Eight, check the homepage source code, in this place see if any iframe does not belong to this web site info. (find nets horse methods), and how to discover some potential Trojan and network available loopholes.

Here is that we get some of his nets horse.

Q: gg3. Asp 183637

Log. The asp

Pigpot. Asp

J webdown VBS

Attach/al-qeada.someotherwordpeopledontthinkoffirst

Attach/chongtian. GIF

Attach / 111. Rar

The system/unit/yjh. Asp

The system/unit/conn. asp join prevent injected

Q: 6242889678

Volume/mm. JPG = exe self-extracting homepage include file

A word Trojan:

Backup word trojans

Injection inspection, in IIS find out whether exist inside there are for % 20 and 1 = 1 'SQL

'or' = 'or' a 'or' 1 = 1 -, 'or1 = 1 -, "or1 = 1 -, or1 = 1 -,' or 'a' = 'a," or "=" a' = 'a etc

Role: to avoid validation information mainly USES in the background on landing

The 5 cs blasting database, role % direct download on the server database, obtains the user name and password, after system mention right and get the whole server permissions.

In view of some downloaders such trojans, main need in Windows/document and setting of the local setting below the Internet 1389 1389 or the folder check just generated exe file, key check in system32 folders below.exe file, particularly concerned about the latest generation.exe file, forged system files, etc.

Above is in A server's entire inspection process and found the problem how to handle and remedial after the relevant solutions.

B server check forensic analysis

B server pack is Windows 2000 server version, operation procedure is alexandrine.
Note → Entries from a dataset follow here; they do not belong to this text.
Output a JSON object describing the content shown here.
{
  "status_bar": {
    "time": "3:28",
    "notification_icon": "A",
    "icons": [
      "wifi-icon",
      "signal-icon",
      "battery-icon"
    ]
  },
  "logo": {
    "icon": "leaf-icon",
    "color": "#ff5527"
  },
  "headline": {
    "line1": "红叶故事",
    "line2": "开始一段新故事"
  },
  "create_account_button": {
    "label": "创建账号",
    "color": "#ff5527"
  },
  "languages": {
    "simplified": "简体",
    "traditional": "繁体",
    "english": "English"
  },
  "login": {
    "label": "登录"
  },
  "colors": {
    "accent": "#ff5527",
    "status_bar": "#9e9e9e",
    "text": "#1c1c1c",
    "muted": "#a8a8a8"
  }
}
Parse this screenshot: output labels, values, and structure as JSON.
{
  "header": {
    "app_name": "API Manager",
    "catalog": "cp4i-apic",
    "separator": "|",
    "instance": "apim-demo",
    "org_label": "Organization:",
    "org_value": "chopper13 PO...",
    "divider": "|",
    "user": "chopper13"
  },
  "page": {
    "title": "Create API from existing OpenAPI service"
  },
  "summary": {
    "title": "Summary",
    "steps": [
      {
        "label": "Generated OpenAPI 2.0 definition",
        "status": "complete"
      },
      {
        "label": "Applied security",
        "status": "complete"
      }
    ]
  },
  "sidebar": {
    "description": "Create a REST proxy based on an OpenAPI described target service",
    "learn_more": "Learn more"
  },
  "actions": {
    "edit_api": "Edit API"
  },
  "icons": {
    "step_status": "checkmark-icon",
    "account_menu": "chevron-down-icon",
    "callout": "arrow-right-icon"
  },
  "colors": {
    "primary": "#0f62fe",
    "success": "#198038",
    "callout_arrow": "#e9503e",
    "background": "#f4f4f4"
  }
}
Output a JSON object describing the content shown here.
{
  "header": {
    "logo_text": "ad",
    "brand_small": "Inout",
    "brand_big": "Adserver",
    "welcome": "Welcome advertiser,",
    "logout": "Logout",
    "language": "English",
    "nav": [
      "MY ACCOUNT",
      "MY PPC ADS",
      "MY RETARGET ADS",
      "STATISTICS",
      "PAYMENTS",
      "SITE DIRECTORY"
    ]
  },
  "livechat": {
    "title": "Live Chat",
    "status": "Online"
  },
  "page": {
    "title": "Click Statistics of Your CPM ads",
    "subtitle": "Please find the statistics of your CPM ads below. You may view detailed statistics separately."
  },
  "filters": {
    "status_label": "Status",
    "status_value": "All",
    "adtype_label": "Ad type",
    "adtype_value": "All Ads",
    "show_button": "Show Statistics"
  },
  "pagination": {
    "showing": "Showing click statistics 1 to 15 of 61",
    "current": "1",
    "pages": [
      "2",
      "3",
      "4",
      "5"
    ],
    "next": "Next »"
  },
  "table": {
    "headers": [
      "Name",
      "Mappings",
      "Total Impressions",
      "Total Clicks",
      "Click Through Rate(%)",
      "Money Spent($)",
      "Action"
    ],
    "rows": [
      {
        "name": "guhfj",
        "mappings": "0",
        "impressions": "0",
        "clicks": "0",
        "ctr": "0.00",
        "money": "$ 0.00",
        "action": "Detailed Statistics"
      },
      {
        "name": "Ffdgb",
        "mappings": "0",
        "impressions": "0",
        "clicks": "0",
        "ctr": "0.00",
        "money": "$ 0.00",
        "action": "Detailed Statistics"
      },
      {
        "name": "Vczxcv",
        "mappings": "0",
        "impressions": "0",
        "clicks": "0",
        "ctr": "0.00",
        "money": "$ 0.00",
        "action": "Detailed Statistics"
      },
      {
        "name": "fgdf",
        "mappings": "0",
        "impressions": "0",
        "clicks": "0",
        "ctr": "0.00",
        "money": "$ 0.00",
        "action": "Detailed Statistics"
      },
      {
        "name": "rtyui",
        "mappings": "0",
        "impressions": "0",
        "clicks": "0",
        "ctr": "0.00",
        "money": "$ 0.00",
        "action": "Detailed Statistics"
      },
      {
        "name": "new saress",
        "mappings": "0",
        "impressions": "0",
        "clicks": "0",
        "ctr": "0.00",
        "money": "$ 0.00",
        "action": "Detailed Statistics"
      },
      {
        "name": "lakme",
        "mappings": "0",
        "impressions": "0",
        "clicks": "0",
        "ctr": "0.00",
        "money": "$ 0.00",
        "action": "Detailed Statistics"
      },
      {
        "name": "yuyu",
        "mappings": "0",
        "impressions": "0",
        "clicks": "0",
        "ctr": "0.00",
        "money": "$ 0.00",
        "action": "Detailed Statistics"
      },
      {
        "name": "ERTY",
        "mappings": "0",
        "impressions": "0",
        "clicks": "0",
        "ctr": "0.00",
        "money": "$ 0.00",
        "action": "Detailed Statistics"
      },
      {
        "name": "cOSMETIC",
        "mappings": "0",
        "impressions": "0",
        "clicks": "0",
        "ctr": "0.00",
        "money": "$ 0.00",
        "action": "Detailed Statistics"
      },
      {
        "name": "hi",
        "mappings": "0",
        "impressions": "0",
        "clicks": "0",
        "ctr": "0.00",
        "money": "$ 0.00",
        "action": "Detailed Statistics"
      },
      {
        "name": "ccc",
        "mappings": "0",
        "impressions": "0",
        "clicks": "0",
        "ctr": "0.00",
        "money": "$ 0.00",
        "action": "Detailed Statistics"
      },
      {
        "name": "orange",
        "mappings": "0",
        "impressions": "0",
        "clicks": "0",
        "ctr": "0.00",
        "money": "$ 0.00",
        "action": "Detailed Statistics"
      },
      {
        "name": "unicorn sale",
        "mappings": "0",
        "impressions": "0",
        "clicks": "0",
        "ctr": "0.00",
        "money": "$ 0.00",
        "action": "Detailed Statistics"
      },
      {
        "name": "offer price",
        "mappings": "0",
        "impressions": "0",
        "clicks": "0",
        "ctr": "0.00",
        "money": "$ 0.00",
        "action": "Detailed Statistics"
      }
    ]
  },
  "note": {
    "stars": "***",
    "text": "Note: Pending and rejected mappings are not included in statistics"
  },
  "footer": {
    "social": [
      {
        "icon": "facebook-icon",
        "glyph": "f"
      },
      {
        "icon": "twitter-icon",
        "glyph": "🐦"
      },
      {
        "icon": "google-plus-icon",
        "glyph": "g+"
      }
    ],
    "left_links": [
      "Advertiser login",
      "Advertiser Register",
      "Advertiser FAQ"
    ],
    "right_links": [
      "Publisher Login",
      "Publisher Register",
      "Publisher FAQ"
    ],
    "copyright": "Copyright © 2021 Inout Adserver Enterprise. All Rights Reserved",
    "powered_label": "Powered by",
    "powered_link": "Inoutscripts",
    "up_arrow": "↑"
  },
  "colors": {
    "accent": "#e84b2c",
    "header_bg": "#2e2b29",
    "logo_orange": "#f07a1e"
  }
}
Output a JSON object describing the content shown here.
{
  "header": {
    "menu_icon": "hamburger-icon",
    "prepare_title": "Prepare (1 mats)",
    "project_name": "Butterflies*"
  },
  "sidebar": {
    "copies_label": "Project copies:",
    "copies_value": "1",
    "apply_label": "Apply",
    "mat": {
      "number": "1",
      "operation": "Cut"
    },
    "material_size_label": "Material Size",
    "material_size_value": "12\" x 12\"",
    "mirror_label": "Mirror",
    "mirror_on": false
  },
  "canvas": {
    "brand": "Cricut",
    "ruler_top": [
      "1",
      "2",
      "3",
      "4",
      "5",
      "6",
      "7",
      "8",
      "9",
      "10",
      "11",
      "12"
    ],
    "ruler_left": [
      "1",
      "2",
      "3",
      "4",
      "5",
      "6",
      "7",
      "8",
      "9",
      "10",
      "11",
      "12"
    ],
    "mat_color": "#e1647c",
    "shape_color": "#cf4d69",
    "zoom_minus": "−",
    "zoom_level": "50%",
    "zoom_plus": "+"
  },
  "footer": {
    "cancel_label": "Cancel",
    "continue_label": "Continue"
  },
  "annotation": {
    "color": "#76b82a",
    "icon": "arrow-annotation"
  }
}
After a period of careful check or let me and assistants were found a Trojan horse, cause is found in the website source code is inserted some strange code, in system32 system folder also found new niu. Exe, very suspicious, extracting this.exe files in a virtual machine is analyzed, the conclusion is drawn that this exe working principle:

This kind of trojans, viruses exe file currently executing judgment running after the file path if not System32 % \ % SVCH0ST. Exe, will open the current file directories located reproduce themselves to % System32 %, renamed SVSH0ST. Exe and derivative autorun.inf file;. Reproduce themselves to all drive root directory, renamed niu. Exe and derivative.inf file, realize autorun. Double click to open drives, automatic operation virus document, Traverse all drive in HTM, asp, aspx, PHP, HTML, JSP format file tail insert 96 bytes of virus code; Delete to traverse disk GHO for extension of documents, the user can't carry on the system restore, Connected to the Internet to download virus document, Changing the system time for 2000; The virus after the operation delete itself.